Quantitative assessment of collagen I liquid crystal organizations: role of ionic force and acidic solvent, and evidence of new phases

Abstract

Collagen I is the major structural protein in mammals where it exhibits highly organized fibrillar distributions in connective tissues. In vitro, acidic solutions of collagen I display lyotropic liquid crystal organization. These concentrated organized liquid phases can be stabilized by a pH increase to generate in vitro fibrillar matrices with specific organization. The aim of this work is to understand the mechanisms responsible for liquid crystal chirality at acidic pH in order to guide the synthesis of collagen matrices reproducing the great diversity of organizations found in biological tissues. For this purpose, we quantitatively analyze collagen liquid crystal organization by use of multiphoton microscopy, combining fluorescence and second harmonic generation contrasts.
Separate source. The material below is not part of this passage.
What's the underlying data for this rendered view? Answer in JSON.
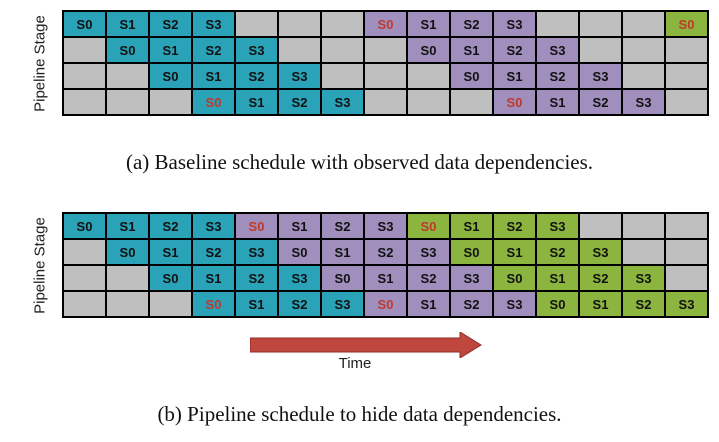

The concentration of the isotropic to liquid crystal phase transition and the evolution of the half pitch of the helical phase with collagen concentration are reported in five physico-chemical conditions using hydrochloric and acetic acids at different pHs and ionic strengths. A new phase transition is observed in highly concentrated solutions ranging from 90 mg ml−1 to 300 mg ml−1 depending on the solvent. Our results bring new quantitative information on collagen chemical physics and further substantiate the on-going analysis of the driving parameters generating twists in liquid crystals. These findings could be advantageously exploited to develop new strategies and protocols for tissue engineering. This is crucial for fundamental studies of cell behavior in biomimetic three-dimensional environments and for medical and pharmaceutical applications.